Lee loved Washington, D.C. in the spring. With its parks and public buildings, it was
one of the prettiest cities in his opinion, and he’d seen a lot of them. Sure it had its older neighborhoods and
run-down sections, but it was the nation’s capital and there was a certain
sense of pride that went with that all the time. In late March and early April, however, he couldn’t help thinking
it was like a little piece of heaven.
Wandering
purposefully across the deep plush rug toward his apartment’s small kitchen
area, he felt something brush his ankle.
He froze. His reflexes were that
good.
He had
triggered a trap. A tripwire ran from
the closed wooden doors of his clothes closet to the sill of his open bedroom
window. The heavier, room-darkening,
blue damask curtains hung still and straight on either side of multi-paned
window glass while the thin white sheers blew gently back and forth in the cool
breeze from his obviously still-open third floor window.
Light
from the nearest street lamp outside illuminated his predicament in muted
shades of gray, like an old black-and-white movie. He groaned at his own stupidity.

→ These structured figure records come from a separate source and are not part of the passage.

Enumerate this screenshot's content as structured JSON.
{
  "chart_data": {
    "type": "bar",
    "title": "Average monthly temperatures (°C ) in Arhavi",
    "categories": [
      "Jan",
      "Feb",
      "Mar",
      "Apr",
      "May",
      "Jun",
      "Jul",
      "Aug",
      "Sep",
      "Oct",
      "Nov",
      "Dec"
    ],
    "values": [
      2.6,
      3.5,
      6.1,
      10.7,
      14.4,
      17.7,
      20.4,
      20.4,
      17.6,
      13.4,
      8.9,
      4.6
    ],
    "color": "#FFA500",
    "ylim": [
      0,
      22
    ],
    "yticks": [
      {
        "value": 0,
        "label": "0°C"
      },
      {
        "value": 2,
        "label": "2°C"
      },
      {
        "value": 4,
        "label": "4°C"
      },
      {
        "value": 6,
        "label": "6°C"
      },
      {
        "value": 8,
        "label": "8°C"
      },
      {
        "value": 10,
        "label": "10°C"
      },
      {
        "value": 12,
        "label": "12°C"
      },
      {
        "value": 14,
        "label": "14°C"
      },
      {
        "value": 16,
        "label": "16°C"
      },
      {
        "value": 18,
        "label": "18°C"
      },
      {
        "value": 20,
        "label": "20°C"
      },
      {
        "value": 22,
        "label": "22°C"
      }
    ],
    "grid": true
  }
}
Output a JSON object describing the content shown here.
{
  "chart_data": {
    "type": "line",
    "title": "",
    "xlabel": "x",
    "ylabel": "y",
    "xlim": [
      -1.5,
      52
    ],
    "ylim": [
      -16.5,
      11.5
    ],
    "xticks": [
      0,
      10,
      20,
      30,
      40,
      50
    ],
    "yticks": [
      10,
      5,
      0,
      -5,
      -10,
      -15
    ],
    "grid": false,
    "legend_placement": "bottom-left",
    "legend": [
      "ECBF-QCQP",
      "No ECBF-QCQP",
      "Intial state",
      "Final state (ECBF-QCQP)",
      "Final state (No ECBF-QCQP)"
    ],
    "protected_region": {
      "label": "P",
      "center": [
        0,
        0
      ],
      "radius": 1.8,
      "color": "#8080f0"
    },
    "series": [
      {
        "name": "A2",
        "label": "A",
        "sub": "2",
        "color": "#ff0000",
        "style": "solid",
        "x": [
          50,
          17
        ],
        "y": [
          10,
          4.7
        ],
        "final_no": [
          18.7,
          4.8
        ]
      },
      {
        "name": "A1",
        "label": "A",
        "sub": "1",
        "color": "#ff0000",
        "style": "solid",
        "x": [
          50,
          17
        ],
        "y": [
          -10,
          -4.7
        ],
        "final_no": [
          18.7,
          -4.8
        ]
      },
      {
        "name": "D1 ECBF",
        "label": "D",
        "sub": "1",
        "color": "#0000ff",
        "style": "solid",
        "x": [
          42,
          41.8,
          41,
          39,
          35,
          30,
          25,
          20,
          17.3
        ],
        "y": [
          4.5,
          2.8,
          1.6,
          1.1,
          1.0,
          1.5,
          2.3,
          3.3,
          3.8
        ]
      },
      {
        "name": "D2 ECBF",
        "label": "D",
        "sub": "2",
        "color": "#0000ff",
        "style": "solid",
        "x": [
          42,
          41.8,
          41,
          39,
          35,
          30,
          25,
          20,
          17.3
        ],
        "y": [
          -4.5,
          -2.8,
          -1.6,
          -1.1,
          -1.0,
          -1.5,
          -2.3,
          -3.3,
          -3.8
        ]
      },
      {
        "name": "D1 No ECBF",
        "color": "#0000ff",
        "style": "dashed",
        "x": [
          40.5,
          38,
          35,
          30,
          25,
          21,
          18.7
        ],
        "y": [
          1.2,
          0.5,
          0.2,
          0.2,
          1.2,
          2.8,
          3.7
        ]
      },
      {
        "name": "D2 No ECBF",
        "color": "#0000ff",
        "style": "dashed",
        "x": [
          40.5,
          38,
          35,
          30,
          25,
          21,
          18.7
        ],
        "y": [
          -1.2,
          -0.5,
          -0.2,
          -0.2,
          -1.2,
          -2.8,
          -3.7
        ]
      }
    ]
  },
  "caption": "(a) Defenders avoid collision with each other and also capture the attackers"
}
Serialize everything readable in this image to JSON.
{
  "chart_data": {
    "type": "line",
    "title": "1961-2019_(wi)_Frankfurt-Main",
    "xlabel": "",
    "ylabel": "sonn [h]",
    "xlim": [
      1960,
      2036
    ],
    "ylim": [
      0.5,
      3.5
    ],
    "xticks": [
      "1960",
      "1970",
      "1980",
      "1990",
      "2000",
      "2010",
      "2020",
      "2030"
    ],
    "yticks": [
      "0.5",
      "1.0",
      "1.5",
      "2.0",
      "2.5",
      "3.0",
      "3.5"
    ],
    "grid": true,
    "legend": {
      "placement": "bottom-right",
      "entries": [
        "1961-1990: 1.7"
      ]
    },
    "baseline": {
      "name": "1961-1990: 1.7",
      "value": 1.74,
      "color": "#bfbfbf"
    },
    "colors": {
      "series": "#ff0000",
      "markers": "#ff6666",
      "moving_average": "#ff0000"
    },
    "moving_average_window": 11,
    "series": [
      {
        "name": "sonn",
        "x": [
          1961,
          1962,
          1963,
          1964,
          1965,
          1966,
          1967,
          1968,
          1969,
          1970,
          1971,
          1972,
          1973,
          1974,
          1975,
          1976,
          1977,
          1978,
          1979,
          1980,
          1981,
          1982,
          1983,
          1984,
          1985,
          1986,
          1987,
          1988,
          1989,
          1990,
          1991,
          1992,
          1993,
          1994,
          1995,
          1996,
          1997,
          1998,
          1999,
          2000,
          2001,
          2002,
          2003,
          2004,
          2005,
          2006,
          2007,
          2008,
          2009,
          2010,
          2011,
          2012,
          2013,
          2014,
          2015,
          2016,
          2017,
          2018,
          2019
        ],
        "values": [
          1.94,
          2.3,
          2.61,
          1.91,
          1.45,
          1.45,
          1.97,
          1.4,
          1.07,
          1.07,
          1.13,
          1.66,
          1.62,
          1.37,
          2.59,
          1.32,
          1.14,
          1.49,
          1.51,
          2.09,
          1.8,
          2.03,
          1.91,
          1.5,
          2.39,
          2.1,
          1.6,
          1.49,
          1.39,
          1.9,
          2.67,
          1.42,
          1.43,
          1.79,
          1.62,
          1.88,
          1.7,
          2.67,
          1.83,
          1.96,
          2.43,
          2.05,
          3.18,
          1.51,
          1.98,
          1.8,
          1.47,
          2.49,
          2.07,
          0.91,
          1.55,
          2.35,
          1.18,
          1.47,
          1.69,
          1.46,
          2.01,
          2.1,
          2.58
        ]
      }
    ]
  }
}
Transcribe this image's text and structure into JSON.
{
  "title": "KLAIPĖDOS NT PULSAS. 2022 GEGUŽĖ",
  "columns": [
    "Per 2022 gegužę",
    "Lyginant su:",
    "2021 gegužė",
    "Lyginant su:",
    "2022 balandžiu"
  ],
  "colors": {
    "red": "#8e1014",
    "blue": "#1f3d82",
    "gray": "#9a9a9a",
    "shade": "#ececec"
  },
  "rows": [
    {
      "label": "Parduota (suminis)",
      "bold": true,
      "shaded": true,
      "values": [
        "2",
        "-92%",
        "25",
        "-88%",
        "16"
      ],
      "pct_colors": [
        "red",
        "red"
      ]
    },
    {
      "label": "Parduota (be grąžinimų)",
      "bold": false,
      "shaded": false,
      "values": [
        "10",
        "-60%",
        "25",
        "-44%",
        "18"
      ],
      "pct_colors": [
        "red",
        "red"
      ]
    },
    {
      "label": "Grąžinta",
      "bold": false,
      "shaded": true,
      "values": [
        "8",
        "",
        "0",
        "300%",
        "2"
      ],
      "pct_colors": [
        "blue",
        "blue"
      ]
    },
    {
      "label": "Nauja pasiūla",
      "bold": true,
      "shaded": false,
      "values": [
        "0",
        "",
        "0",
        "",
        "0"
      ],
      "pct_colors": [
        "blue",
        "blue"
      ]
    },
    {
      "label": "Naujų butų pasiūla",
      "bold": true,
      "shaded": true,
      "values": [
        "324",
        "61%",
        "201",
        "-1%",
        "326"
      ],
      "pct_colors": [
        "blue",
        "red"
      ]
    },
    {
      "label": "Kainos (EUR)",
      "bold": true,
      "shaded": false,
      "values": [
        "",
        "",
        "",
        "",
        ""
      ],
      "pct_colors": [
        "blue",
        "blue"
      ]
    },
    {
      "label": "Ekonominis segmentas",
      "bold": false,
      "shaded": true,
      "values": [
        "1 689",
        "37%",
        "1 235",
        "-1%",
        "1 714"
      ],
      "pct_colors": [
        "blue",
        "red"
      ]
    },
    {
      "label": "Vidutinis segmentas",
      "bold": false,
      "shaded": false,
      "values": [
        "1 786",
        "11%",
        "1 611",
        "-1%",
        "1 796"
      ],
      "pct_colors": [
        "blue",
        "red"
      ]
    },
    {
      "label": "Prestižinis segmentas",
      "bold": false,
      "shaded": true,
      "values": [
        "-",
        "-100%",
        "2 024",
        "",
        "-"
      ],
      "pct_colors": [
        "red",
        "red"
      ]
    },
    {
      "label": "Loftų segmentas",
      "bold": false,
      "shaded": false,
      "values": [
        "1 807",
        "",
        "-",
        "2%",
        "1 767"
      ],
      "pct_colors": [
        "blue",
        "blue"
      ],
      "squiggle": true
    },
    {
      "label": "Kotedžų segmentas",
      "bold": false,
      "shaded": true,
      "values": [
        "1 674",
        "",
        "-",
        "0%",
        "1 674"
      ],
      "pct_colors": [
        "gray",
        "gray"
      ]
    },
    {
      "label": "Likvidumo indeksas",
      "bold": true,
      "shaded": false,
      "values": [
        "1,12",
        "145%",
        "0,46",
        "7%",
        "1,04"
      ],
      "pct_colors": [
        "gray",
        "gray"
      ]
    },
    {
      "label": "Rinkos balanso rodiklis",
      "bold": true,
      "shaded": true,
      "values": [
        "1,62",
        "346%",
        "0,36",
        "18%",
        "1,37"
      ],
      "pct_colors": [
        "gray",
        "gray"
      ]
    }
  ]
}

The bomb or whatever it was had to be in his closet, and the intruder
who had placed it had obviously entered and exited through that open
window. To any good second-story man
such a window would only have been a challenge.
Someone
knew where he lived. They’d known he’d
leave that window open, and they’d used that knowledge against him. He couldn’t believe he’d apparently,
somehow, slept through the process…or, maybe, he hadn’t. Maybe the trap had been laid much earlier
and he had simply sprung it now.
He’d
come home so exhausted he hadn’t even bothered to do his usual
security-systems’ check. He’d dropped
his clothes on the bedside chair and flopped bonelessly onto the bed. His pajamas had been on the bed. He hadn’t gone near the closet or the kitchen.
*Shit!*
he thought angrily to himself. *When
you screw it up, Stetson, you screw it up big time.*
Whenever
the trap had been set, it had been sprung now, and now he had to make a
decision. If he were very steady and
very lucky, he could stand still until someone found him and disarmed the
device in his closet…assuming that the device was purely tripwire
activated. If the tripwire had
activated a timer, he shivered. In that
event, waiting would do him absolutely no good at all. The explosion he anticipated would occur
when the preset time limit expired.
He had
no way of knowing which kind of threat he faced. He could stay still and wait for help, or he could attempt a dive
and tumble putting the bulk of the big bed between himself and the explosion he
was sure would be forthcoming. It was a
gamble either way.
He
heard a popping sound, not loud but distinct, and in that moment the decision
became moot. A barrage of
hardwood—fragments and panels—from what had been his closet doors and heavier
metal pieces from the explosive device itself drove him back against the side
of the bed. He fell half-on, half-off
it, his right arm hanging at an impossible angle and red rivulets flowing down
the same side of his face and body, patterning both cloth and skin with
horrific designs. He strove to reach
his gun, the phone, anything.
“Amanda….” He thought he said her name aloud, but he
couldn’t hear it himself over the continual ringing and clicking in his
ears. He saw silent flames begin to
dance through his wardrobe and smelled the acrid scent of smoke.
There
was nothing he could do. It was too
late. He was too tired. It hurt too much. With his left hand wedged awkwardly between mattress and springs,
he slid into the cold blackness of unconsciousness.